About MCaaS
APM
The APM UI provides many tools to troubleshoot application performance and correlate it throughout the product, which helps you find and resolve issues in highly distributed systems.
Services
After instrumenting your application, the Services List is your main landing page for APM data.
Services are the building blocks of modern microservice architectures - broadly a service groups together endpoints, queries, or jobs for the purposes of scaling instances. Some examples:
-
A group of URL endpoints may be grouped together under an API service.
-
A group of DB queries that are grouped together within one database service.
-
A group of periodic jobs configured in the crond service.
All services can be found in the Service List and visually represented on the Service Map. Each service has its own Service page where trace metrics like throughput, latency, and error rates can be viewed and inspected. Use these metrics to create dashboard widgets, create monitors, and see the performance of every resource such as a web endpoint or database query belonging to the service.
Resources
Resources represent a particular domain of a customer application. They
could typically be an instrumented web endpoint, database query, or
background job. For a web service, these resources can be dynamic web
endpoints that are grouped by a static span name - web.request
. In a
database service, these would be database queries with the span name
db.query
. For example the web-store
service has automatically
instrumented resources - web endpoints - which handle checkouts,
updating_carts, add_item, etc. Each resource has its own Resource page
with trace metrics scoped to the specific endpoint. Trace metrics can be
used like any other Datadog metric - they are exportable to a dashboard
or can be used to create monitors. The Resource page also shows the span
summary widget with an aggregate view of spans for all traces, latency
distribution of requests, and traces which show requests made to this
endpoint.
Trace
A trace is used to track the time spent by an application processing a request and the status of this request. Each trace consists of one or more spans. During the lifetime of the request, you can see distributed calls across services (because a trace-id is injected/extracted through HTTP headers, automatically instrumented libraries, and manual instrumentation using open-source tools like OpenTracing in the flamegraph view. In the Trace View page, each trace collects information that connects it to other parts of the platform, including connecting logs to traces, adding tags to spans, and collecting runtime metrics.
Spans
A span represents a logical unit of work in the system for a given time
period. Each span consists of a span.name
, start time, duration, and
span tags. For example, a span can describe the time spent on a
distributed call on a separate machine, or the time spent in a small
component within a larger request. Spans can be nested within each
other, which creates a parent-child relationship between the spans.

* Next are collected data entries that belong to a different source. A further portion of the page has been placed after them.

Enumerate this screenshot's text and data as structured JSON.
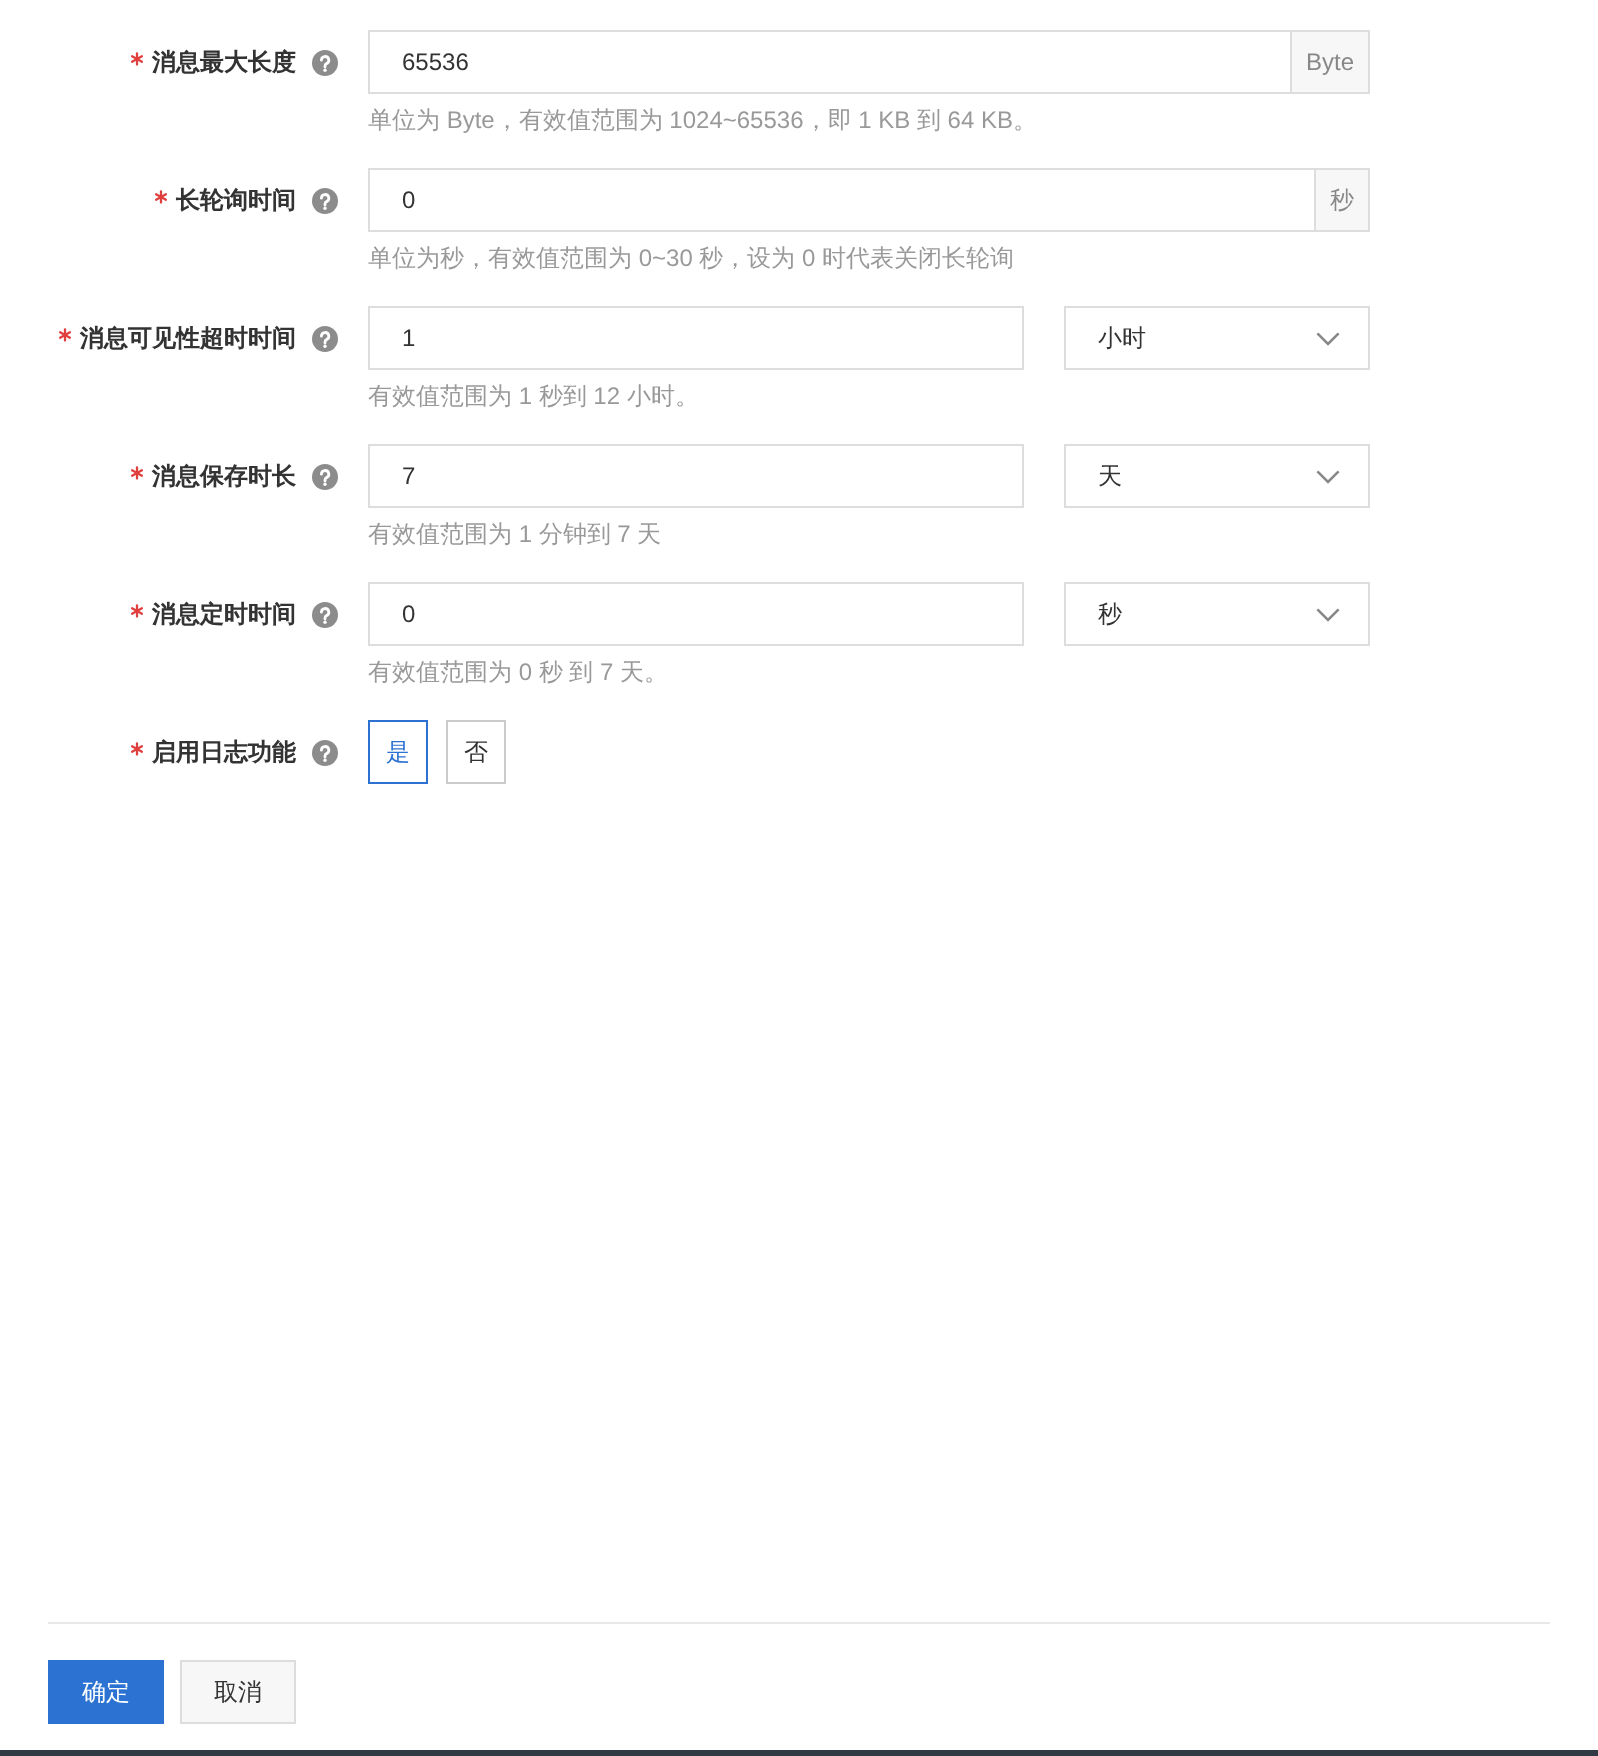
{
  "form": {
    "fields": [
      {
        "kind": "addon",
        "label": "消息最大长度",
        "required": true,
        "value": "65536",
        "addon": "Byte",
        "hint": "单位为 Byte，有效值范围为 1024~65536，即 1 KB 到 64 KB。"
      },
      {
        "kind": "addon",
        "label": "长轮询时间",
        "required": true,
        "value": "0",
        "addon": "秒",
        "hint": "单位为秒，有效值范围为 0~30 秒，设为 0 时代表关闭长轮询"
      },
      {
        "kind": "select",
        "label": "消息可见性超时时间",
        "required": true,
        "value": "1",
        "unit": "小时",
        "hint": "有效值范围为 1 秒到 12 小时。"
      },
      {
        "kind": "select",
        "label": "消息保存时长",
        "required": true,
        "value": "7",
        "unit": "天",
        "hint": "有效值范围为 1 分钟到 7 天"
      },
      {
        "kind": "select",
        "label": "消息定时时间",
        "required": true,
        "value": "0",
        "unit": "秒",
        "hint": "有效值范围为 0 秒 到 7 天。"
      },
      {
        "kind": "choice",
        "label": "启用日志功能",
        "required": true,
        "options": [
          {
            "label": "是",
            "selected": true
          },
          {
            "label": "否",
            "selected": false
          }
        ]
      }
    ]
  },
  "buttons": [
    {
      "label": "确定",
      "kind": "primary"
    },
    {
      "label": "取消",
      "kind": "default"
    }
  ]
}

For the example below, the span rack.request
is the entry-point span
of the trace. This means the web-store service page is displaying
resources that consist of traces with an entry-point span named
rack.request.
The example also shows the tags added application side
(merchant.name
, merchant.tier
, etc). These user-defined tags can be
used to search and analyze APM data in [App Analytics][14].
Trace Metrics
Trace metrics are automatically collected and kept at a 15-month
retention policy similar to any other Datadog metric. They can be used
to identify and alert on hits, errors, or latency. Trace metrics are
tagged by the host receiving traces along with the service or resource.

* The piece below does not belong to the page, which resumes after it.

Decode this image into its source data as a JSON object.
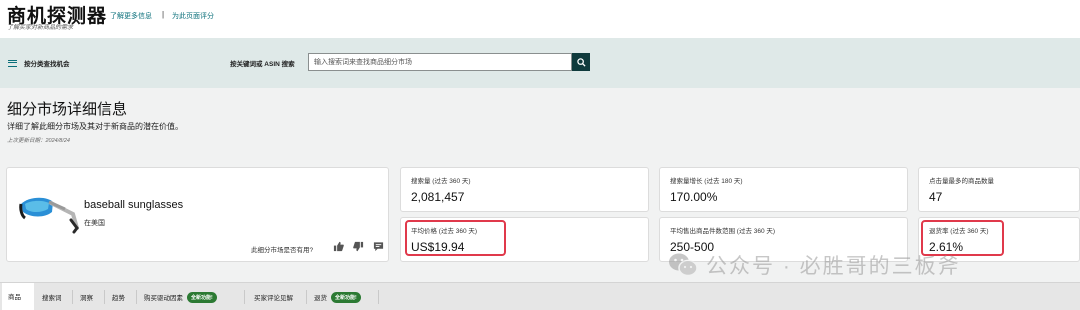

For example, after instrumenting a web service trace metrics are
collected for the entry-point span web.request
in the Metric Summary.
Dashboard
Trace metrics can be exported to a dashboard from the Service or Resource page. Additionally, trace metrics can be queried from an existing dashboard.
Monitoring
Trace metrics are useful for monitoring. APM monitors can be set up on the New Monitors, Service, or Resource page. A set of suggested monitors is available on the Service, or Resource page.
App Analytics
App Analytics is used to filter Analyzed Spans by user-defined tags (customer_id, error_type, app_name, etc.) or infrastructure tags. This allows deep exploration of the web requests flowing through your service along with being able to search, graph, and monitor on 100% throughput of hits, errors, and latency. This feature can be enabled with automatic configuration.
Analyzed Span
Analyzed Spans represent 100% throughput of a request and can be used to
search, query, and monitor in App Analytics by the tags included on the
span. After enabling App Analytics, the tracing client analyzes an
entry-point span for web services by default, with the ability to
configure additional services in your application. For example, a Java
service with 100 requests generates 100 Analyzed Spans from its
servlet.request
spans. If you set DD_TRACE_ANALYTICS_ENABLED=true
the web-store
service analyzes all rack.request
spans and makes them
available in App Analytics. For this example, you can graph the top 10
merchants highest latency in the 99th percentile. merchant_name
is a
user defined tag that was applied to the span in the application.
Span tags
Tag spans in the form of key-value pairs to correlate a request in the
Trace View or filter in App Analytics. Tags can be added to a
single span or globally to all spans. For the example below, the
requests (merchant.store_name
, merchant.tier
, etc.) have been added
as tags to the span.
After a tag has been added to a span, search and query on the tag in App Analytics by clicking on the tag to add it as a facet. Once this is done, the value of this tag is stored for all new traces and can be used in the search bar, facet panel, and trace graph query.